Le juge ordonne la diffusion des images de l’attaque de Paul Pelosi

Par Adam Beam | Presse associée

SACRAMENTO – Des images de l’attaque contre le mari de l’ancienne présidente de la Chambre des États-Unis, Nancy Pelosi, seront rendues publiques après qu’un juge a rejeté mercredi la demande des procureurs de la garder secrète.

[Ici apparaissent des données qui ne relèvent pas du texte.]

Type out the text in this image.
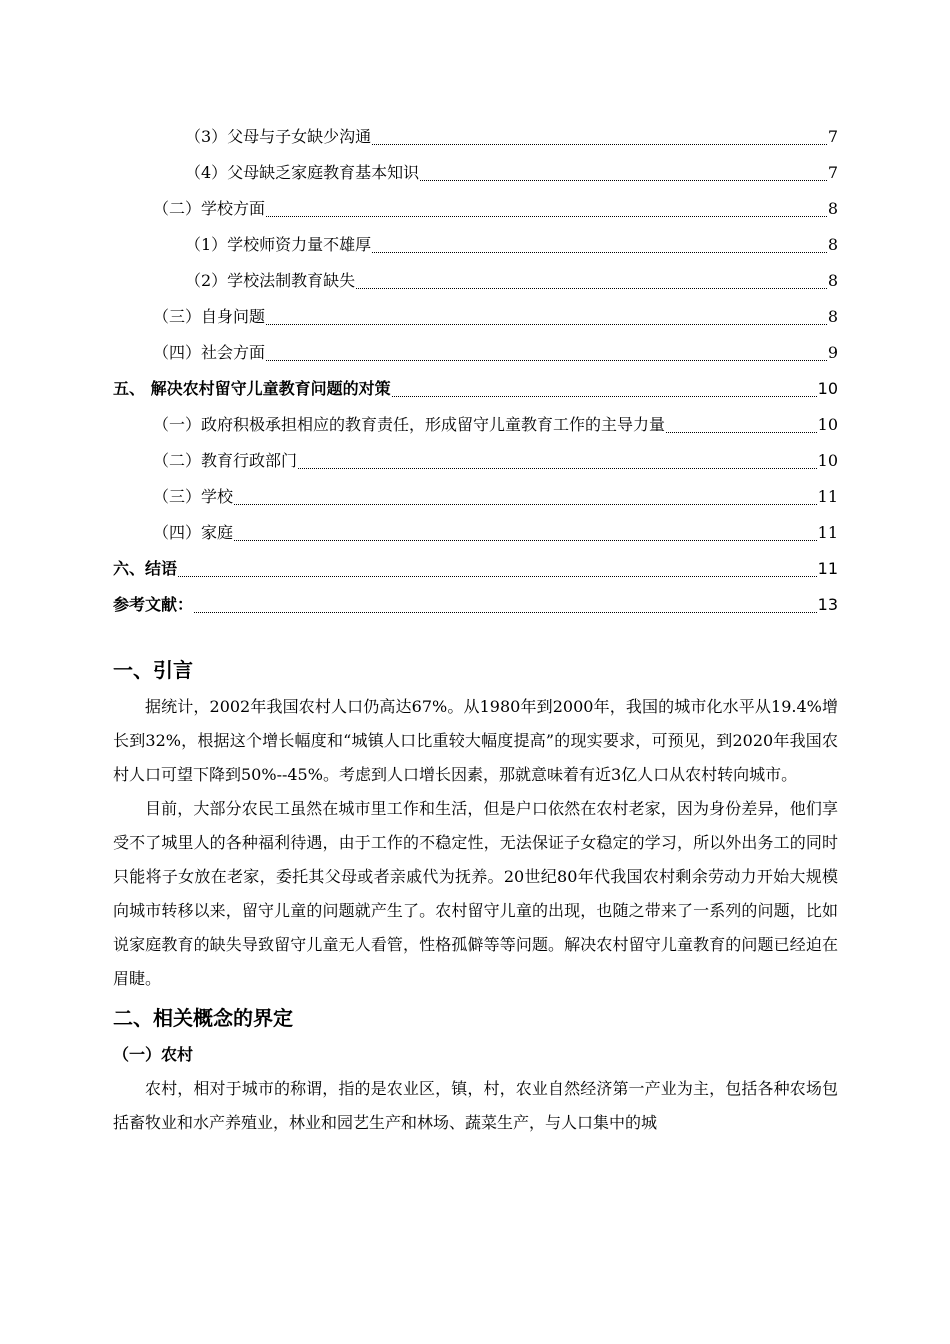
（3）父母与子女缺少沟通	7
（4）父母缺乏家庭教育基本知识	7
（二）学校方面	8
（1）学校师资力量不雄厚	8
（2）学校法制教育缺失	8
（三）自身问题	8
（四）社会方面	9
五、 解决农村留守儿童教育问题的对策	10
（一）政府积极承担相应的教育责任，形成留守儿童教育工作的主导力量	10
（二）教育行政部门	10
（三）学校	11
（四）家庭	11
六、结语	11
参考文献：	13
一、引言

据统计，2002年我国农村人口仍高达67%。从1980年到2000年，我国的城市化水平从19.4%增长到32%，根据这个增长幅度和“城镇人口比重较大幅度提高”的现实要求，可预见，到2020年我国农村人口可望下降到50%--45%。考虑到人口增长因素，那就意味着有近3亿人口从农村转向城市。

目前，大部分农民工虽然在城市里工作和生活，但是户口依然在农村老家，因为身份差异，他们享受不了城里人的各种福利待遇，由于工作的不稳定性，无法保证子女稳定的学习，所以外出务工的同时只能将子女放在老家，委托其父母或者亲戚代为抚养。20世纪80年代我国农村剩余劳动力开始大规模向城市转移以来，留守儿童的问题就产生了。农村留守儿童的出现，也随之带来了一系列的问题，比如说家庭教育的缺失导致留守儿童无人看管，性格孤僻等等问题。解决农村留守儿童教育的问题已经迫在眉睫。

二、相关概念的界定
（一）农村

农村，相对于城市的称谓，指的是农业区，镇，村，农业自然经济第一产业为主，包括各种农场包括畜牧业和水产养殖业，林业和园艺生产和林场、蔬菜生产，与人口集中的城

Le juge de la Cour supérieure de San Francisco, Stephen M. Murphy, a statué qu’il n’y avait aucune raison de garder les images secrètes, en particulier après que les procureurs les aient diffusées en audience publique lors d’une audience préliminaire le mois dernier, selon Thomas R. Burke, un avocat basé à San Francisco qui a représenté L’Associated Press et une foule d’autres agences de presse dans leur tentative d’accéder aux preuves.

Le bureau du procureur du district de San Francisco a remis les preuves à Murphy mercredi à la suite d’une audience devant le tribunal. Murphy a demandé au bureau du greffier de le distribuer aux médias, ce qui pourrait arriver dès jeudi.

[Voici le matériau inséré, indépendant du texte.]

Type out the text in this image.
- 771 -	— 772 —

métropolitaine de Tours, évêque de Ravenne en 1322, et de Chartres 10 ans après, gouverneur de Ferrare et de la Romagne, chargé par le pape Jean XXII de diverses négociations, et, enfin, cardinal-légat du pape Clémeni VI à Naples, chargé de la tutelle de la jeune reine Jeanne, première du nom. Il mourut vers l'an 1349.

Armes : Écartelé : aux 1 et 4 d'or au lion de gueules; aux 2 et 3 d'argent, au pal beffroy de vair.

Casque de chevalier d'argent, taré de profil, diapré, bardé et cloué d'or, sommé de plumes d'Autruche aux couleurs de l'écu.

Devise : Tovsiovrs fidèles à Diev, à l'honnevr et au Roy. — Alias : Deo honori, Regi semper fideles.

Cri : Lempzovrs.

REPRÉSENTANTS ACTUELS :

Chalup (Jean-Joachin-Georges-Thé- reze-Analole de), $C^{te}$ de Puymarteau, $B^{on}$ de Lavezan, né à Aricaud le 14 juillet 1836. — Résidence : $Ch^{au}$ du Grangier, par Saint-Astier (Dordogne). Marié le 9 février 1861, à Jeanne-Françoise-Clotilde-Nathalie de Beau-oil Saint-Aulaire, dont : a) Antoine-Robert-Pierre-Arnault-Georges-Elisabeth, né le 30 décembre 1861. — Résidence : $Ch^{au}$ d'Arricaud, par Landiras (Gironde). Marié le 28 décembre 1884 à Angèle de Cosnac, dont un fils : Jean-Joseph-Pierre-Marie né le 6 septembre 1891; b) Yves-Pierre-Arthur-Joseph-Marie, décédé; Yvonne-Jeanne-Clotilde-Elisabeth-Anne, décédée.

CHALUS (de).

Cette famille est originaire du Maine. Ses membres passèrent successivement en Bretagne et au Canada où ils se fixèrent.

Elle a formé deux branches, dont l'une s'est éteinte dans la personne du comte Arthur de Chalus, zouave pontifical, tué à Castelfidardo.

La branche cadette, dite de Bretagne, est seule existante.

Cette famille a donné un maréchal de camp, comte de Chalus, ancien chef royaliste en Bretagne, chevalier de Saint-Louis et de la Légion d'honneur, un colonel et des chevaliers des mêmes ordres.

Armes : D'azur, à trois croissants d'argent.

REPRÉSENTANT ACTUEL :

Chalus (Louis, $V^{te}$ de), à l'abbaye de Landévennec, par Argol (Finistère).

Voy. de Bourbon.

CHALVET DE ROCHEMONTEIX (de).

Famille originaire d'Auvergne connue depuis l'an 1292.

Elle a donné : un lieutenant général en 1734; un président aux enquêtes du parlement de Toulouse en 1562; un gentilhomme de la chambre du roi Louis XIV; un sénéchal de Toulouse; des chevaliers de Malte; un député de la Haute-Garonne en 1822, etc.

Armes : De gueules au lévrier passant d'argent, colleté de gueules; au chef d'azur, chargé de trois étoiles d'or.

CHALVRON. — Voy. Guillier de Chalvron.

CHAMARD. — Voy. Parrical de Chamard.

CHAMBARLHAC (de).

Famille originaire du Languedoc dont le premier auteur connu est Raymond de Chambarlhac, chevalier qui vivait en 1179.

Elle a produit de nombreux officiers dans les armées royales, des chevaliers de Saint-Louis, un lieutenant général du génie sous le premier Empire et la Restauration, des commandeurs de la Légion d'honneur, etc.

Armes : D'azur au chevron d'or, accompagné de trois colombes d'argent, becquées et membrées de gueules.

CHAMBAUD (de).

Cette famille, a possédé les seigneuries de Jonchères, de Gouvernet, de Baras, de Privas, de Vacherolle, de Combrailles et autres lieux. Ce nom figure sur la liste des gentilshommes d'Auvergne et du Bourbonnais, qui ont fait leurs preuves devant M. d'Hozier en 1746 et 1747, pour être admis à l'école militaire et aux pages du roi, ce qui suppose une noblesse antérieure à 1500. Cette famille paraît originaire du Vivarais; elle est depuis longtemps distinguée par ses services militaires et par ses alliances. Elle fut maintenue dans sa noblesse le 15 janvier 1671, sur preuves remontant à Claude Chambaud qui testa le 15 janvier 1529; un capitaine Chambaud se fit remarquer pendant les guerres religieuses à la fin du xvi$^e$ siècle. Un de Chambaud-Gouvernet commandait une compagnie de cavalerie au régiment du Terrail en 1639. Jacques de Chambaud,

Paul Pelosi, le mari de Nancy Pelosi, dormait au domicile du couple à San Francisco le 28 octobre lorsque quelqu’un est entré par effraction et l’a battu avec un marteau. Les procureurs ont inculpé David DePape, 42 ans, en lien avec l’attaque.

Lors d’une audience préliminaire le mois dernier, les procureurs ont diffusé des extraits de l’appel au 911 de Paul Pelosi, ainsi que des images des caméras de surveillance de la police du Capitole, des caméras corporelles portées par les deux policiers arrivés à la maison et une vidéo de l’entretien de DePape avec la police.

Mais lorsque les agences de presse ont demandé des copies de ces preuves, le bureau du procureur du district de San Francisco a refusé de les divulguer. L’attaque, qui s’est produite quelques jours seulement avant les élections de mi-mandat de 2022, a suscité d’intenses spéculations de la part du public qui ont alimenté la diffusion de fausses informations.

Le bureau du procureur de district a fait valoir que la diffusion publique des images ne ferait que permettre aux gens de les manipuler dans leur quête pour diffuser de fausses informations.

Mais les agences de presse ont fait valoir qu’il était vital pour les procureurs de partager publiquement leurs preuves qui pourraient démystifier toute fausse information circulant sur Internet à propos de l’attaque.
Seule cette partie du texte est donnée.